High Court considers what is needed to prove reliance in a misrepresentation claim

High Court considers what is needed to prove reliance in a misrepresentation claim


The case of Leeds City Council and others v Barclays Bank plc and another [2021] EWHC 363 (Comm) addresses some important points relevant to misrepresentation claims. This briefing explains the decision.

Where Party A makes an untrue statement of fact or law (a representation) to Party B that induces Party B to enter into a contract with Party A, it is open to Party B to seek rescission (or setting aside) of the contract, or damages (depending on whether the misrepresentation was fraudulent, negligent or innocent). For Party B to have been induced to enter into the contract they must have "relied" on the representation.

In the Leeds City case the court looked specifically at the issue of reliance and, in particular, whether "awareness" of the representation is required and, if so, how that will be established. The court concluded that to succeed in a misrepresentation case of this type a claimant must plead and prove that a representation had actually been made, that they were aware of the alleged representation at the time it was made, and that this awareness amounted to more than a subconscious factor in their decision to enter into a contract.


Factual background 

In this case several local councils sought to rescind LIBOR-referenced loan agreements entered into with Barclays (the Bank), between 2006 and 2008, alleging fraudulent misrepresentation. In 2012 it emerged that various banks on the LIBOR panel had been involved in manipulating LIBOR benchmark rates. The claimants alleged that their loans were affected by LIBOR-related implied misrepresentations, namely that LIBOR rates were being set honestly and properly (so far as the Bank knew) and that the Bank was not (and had no intention of) engaging in any improper conduct relating to its role on the LIBOR panel. It was common ground that the Bank had been involved in LIBOR manipulation, but the nature and extent of this was very much in issue. The Bank vigorously contested many of the claimants' allegations, including that it made the representations at all.

The Bank sought to strike out the claims on the basis that they were bound to fail because the claimants could not demonstrate that they had relied on the alleged representations. For the purposes of the strikeout applications, the court was required to treat the claimants' factual case at its highest and the Bank accepted that the court had to determine the applications on the assumed basis that the alleged representations had been made, were false and had been made fraudulently.

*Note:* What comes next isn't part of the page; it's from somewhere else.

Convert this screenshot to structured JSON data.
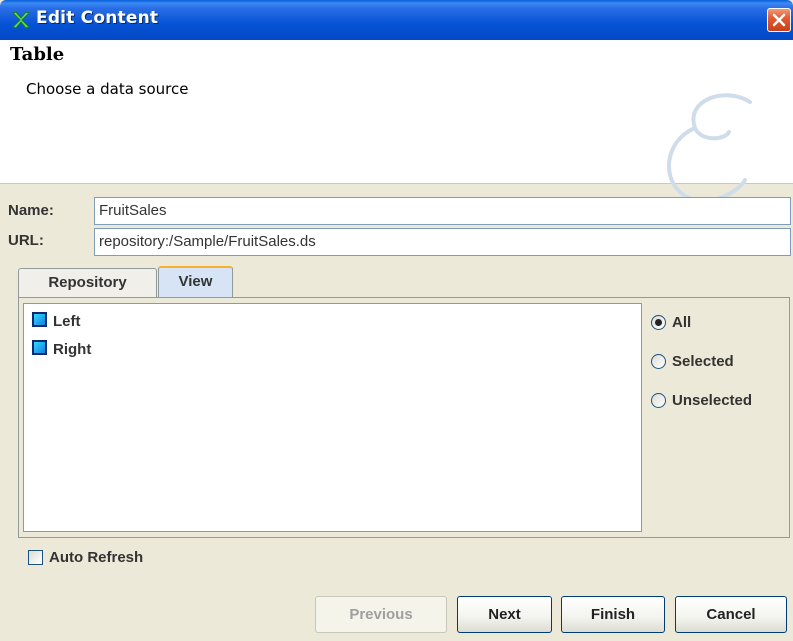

The reliance test and "awareness"

The parties disagreed on the correct legal test for reliance. The Bank asserted that "awareness" was an essential component of reliance; i.e. that a claimant must show "a present active understanding that the communication is being made" (termed the "Awareness Requirement"). The point being made by the Bank was essentially a simple one – how can you rely on a statement or representation if you are not aware of it having been made? It was accepted that the claimants would not be able to satisfy the Awareness Requirement, as formulated by the Bank, if that was found to be the correct test. The Bank relied, in particular, on the court's reasoning in Marme Inversiones 2007 SL v Natwest Markets Plc [2019] EWHC 366 (Comm) to support its position.

The claimants argued that the Bank was wrong on the test for reliance and that it was sufficient to show they were "influenced or affected" by the LIBOR Representations "in the sense that the LIBOR Representations operated on their minds, whether consciously or subconsciously". They contended that an assumption (here, simply taking it on trust that the Bank was not manipulating LIBOR) could, in certain circumstances, be sufficient to found a claim in misrepresentation. It was central to the claimants' case that awareness could not be separated from inducement with regard to any representations made – i.e. if you could demonstrate awareness of the representation it automatically followed that you relied on it.


Court's decision

The Judge found the authorities which "posit a test of understanding/awareness, seem to indicate that there is no scope for reliance on an assumption where there is an issue as to whether the representation was ever actively present to the representee's mind". The Judge found the Awareness Requirement was particularly important when considering implied representations. In some cases, "awareness" may be very close to what might be loosely characterised as assumption. However, the Judge was influenced by the decisions in Marme and Property Alliance Group Limited v The Royal Bank of Scotland Plc [2016] EWHC 3342 (Ch), which involved similar LIBOR-related representations. The Judge concluded that the Bank was broadly speaking correct as to the test to be applied and that proceeding on the basis of assumption in this case would be wrong in law; more was needed than an assertion of "subconscious operation". It followed that the claims as pleaded, even if proved, had no real prospect of success and would be struck out.